After back-to-back years of playing an All-American at point guard, the position will look distinctly different this coming season at the University of Kansas.
No Frank Mason III. No Devonte’ Graham. No upperclassman in waiting.
So how do the Jayhawks go about replacing that kind of star power at such an important college basketball position?
“That won’t be easy,” longtime KU assistant coach Kurtis Townsend admitted this week.
While no one on Bill Self’s staff would expect any player on the 2018-19 roster to immediately replicate the play of Mason or Graham, Townsend explained why the coaches feel optimistic about the merits of KU’s current point guard options.
This season will be Charlie Moore’s first in uniform at Kansas, but his third in a college program. Moore averaged 12.2 points and 3.5 assists in 34 starts at Cal, in 2016-17, before transferring to KU and spending his redshirt year practicing with the Jayhawks.
Moore, a 5-foot-11 redshirt sophomore, will compete with incoming 6-2 freshman Devon Dotson for the starting job.
“Devon’s a McDonald’s All-American, which Frank or Devonte’ weren’t coming in,” Townsend pointed out of KU’s famously overlooked floor generals. “So he’s got all the tools. I think he’s going to be really good.”
Plus, sophomore Marcus Garrett can fill in at point guard when needed, Townsend added.
A 6-2 point guard hoping to hear his name called in next week’s NBA Draft, Graham has worked out for several teams over the past month.
One of his recent stops took the projected second-round pick through Memphis, home of his former KU teammate Wayne Selden Jr.

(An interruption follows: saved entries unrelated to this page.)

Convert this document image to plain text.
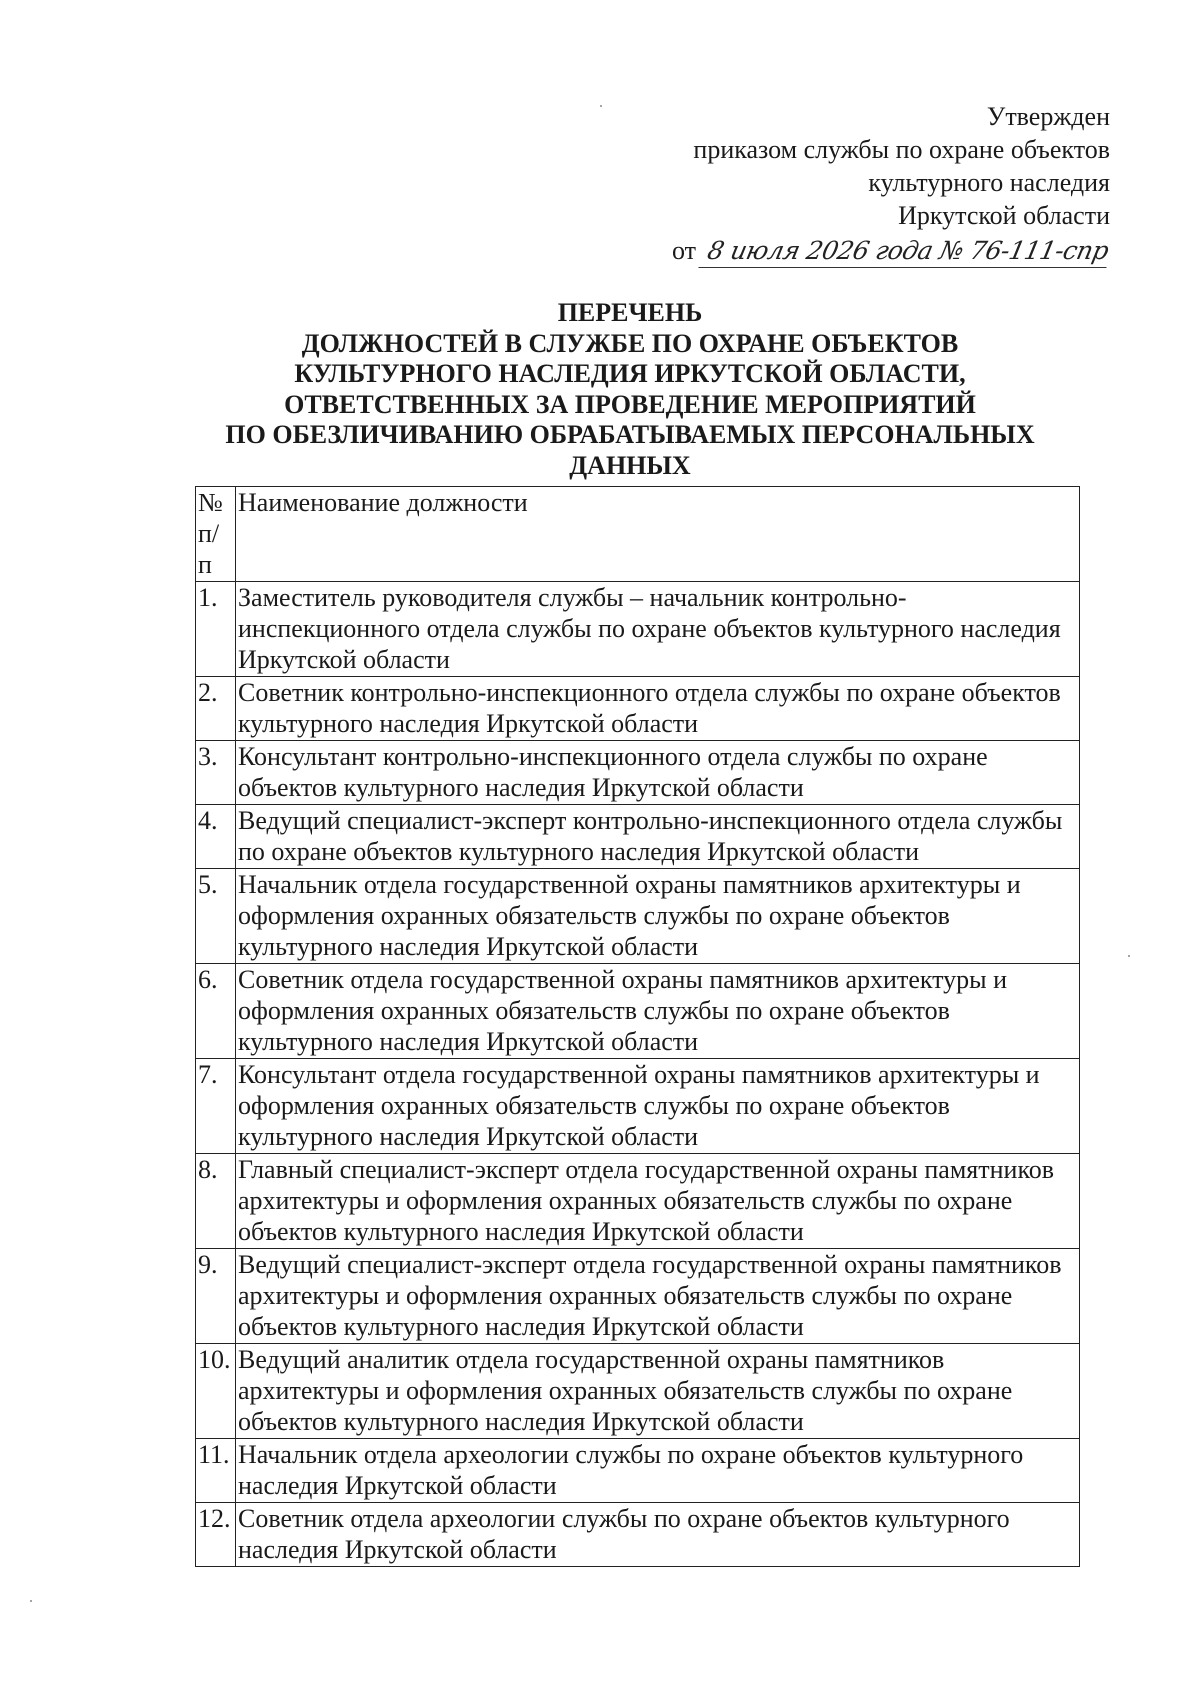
Утвержден
приказом службы по охране объектов
культурного наследия
Иркутской области
от 8 июля 2026 года № 76-111-спр
ПЕРЕЧЕНЬ
ДОЛЖНОСТЕЙ В СЛУЖБЕ ПО ОХРАНЕ ОБЪЕКТОВ
КУЛЬТУРНОГО НАСЛЕДИЯ ИРКУТСКОЙ ОБЛАСТИ,
ОТВЕТСТВЕННЫХ ЗА ПРОВЕДЕНИЕ МЕРОПРИЯТИЙ
ПО ОБЕЗЛИЧИВАНИЮ ОБРАБАТЫВАЕМЫХ ПЕРСОНАЛЬНЫХ
ДАННЫХ
№ п/п	Наименование должности
1.	Заместитель руководителя службы – начальник контрольно-инспекционного отдела службы по охране объектов культурного наследия Иркутской области
2.	Советник контрольно-инспекционного отдела службы по охране объектов культурного наследия Иркутской области
3.	Консультант контрольно-инспекционного отдела службы по охране объектов культурного наследия Иркутской области
4.	Ведущий специалист-эксперт контрольно-инспекционного отдела службы по охране объектов культурного наследия Иркутской области
5.	Начальник отдела государственной охраны памятников архитектуры и оформления охранных обязательств службы по охране объектов культурного наследия Иркутской области
6.	Советник отдела государственной охраны памятников архитектуры и оформления охранных обязательств службы по охране объектов культурного наследия Иркутской области
7.	Консультант отдела государственной охраны памятников архитектуры и оформления охранных обязательств службы по охране объектов культурного наследия Иркутской области
8.	Главный специалист-эксперт отдела государственной охраны памятников архитектуры и оформления охранных обязательств службы по охране объектов культурного наследия Иркутской области
9.	Ведущий специалист-эксперт отдела государственной охраны памятников архитектуры и оформления охранных обязательств службы по охране объектов культурного наследия Иркутской области
10.	Ведущий аналитик отдела государственной охраны памятников архитектуры и оформления охранных обязательств службы по охране объектов культурного наследия Иркутской области
11.	Начальник отдела археологии службы по охране объектов культурного наследия Иркутской области
12.	Советник отдела археологии службы по охране объектов культурного наследия Иркутской области
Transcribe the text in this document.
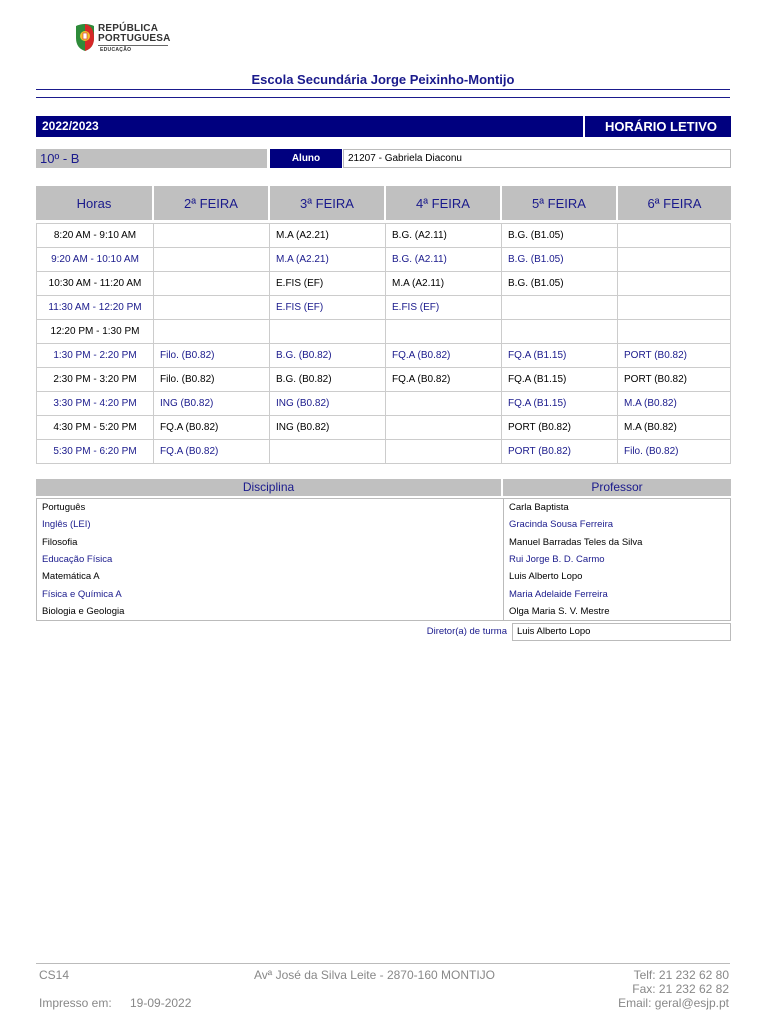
REPÚBLICA
PORTUGUESA
EDUCAÇÃO
Escola Secundária Jorge Peixinho-Montijo
2022/2023	HORÁRIO LETIVO
10º - B	Aluno	21207 - Gabriela Diaconu
Horas	2ª FEIRA	3ª FEIRA	4ª FEIRA	5ª FEIRA	6ª FEIRA

8:20 AM - 9:10 AM		M.A (A2.21)	B.G. (A2.11)	B.G. (B1.05)	
9:20 AM - 10:10 AM		M.A (A2.21)	B.G. (A2.11)	B.G. (B1.05)	
10:30 AM - 11:20 AM		E.FIS (EF)	M.A (A2.11)	B.G. (B1.05)	
11:30 AM - 12:20 PM		E.FIS (EF)	E.FIS (EF)		
12:20 PM - 1:30 PM					
1:30 PM - 2:20 PM	Filo. (B0.82)	B.G. (B0.82)	FQ.A (B0.82)	FQ.A (B1.15)	PORT (B0.82)
2:30 PM - 3:20 PM	Filo. (B0.82)	B.G. (B0.82)	FQ.A (B0.82)	FQ.A (B1.15)	PORT (B0.82)
3:30 PM - 4:20 PM	ING (B0.82)	ING (B0.82)		FQ.A (B1.15)	M.A (B0.82)
4:30 PM - 5:20 PM	FQ.A (B0.82)	ING (B0.82)		PORT (B0.82)	M.A (B0.82)
5:30 PM - 6:20 PM	FQ.A (B0.82)			PORT (B0.82)	Filo. (B0.82)
Disciplina	Professor
Português	Carla Baptista
Inglês (LEI)	Gracinda Sousa Ferreira
Filosofia	Manuel Barradas Teles da Silva
Educação Física	Rui Jorge B. D. Carmo
Matemática A	Luis Alberto Lopo
Física e Química A	Maria Adelaide Ferreira
Biologia e Geologia	Olga Maria S. V. Mestre
Diretor(a) de turma	Luis Alberto Lopo
CS14	Avª José da Silva Leite - 2870-160 MONTIJO	Telf: 21 232 62 80
Fax: 21 232 62 82
Email: geral@esjp.pt
Impresso em: 19-09-2022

“I heard he did really well,” reported Selden, back in Lawrence this week to participate in various charity events tied with the Rock Chalk Roundball Classic, as well as Mason’s charity softball game on Saturday, in Kansas City, Kan.
Selden caught up with Graham in Memphis after the fact, before both traveled to Lawrence for the festivities.
“Devonte’ is not gonna praise himself or anything like that,” Selden said of how Graham thought the Grizzlies workout went. “He’s gonna just keep it how he is. But our guys that were in the gym told me he did really well.”
Most mock drafts predict Graham will be selected late in the second round. Selden, though, expects his fellow Jayhawk to surpass the expectations of some evaluators.
“I think he’s one of the best guards in the draft just because of intangibles,” Selden said. “He’s a leader. Shoots the ball really well. He can guard. He’s a point guard. I think he has a lot of different tools that will make him a real good pro in the NBA.”
Likely to one day join Self as a member of the Naismith Memorial Basketball Hall of Fame, former KU star Paul Pierce will have his name enshrined alongside Sunflower State greats in a different hall later this year.
The Kansas Sports Hall of Fame announced this week its plans to induct Pierce in its 2018 class, on Oct. 7, in Wichita.
The NBA Finals MVP with the Boston Celtics in 2008, Pierce retired from playing in 2017, after 19 seasons.
During his three-year KU career, Pierce was a 1998 Consensus All-American. Pierce ranks 10th on the KU career scoring list with 1,768 points and also ranks in the top 20 in rebounds and steals. He was most outstanding player in both the 1997 and 1998 Big 12 tournaments and his jersey was officially retired from KU.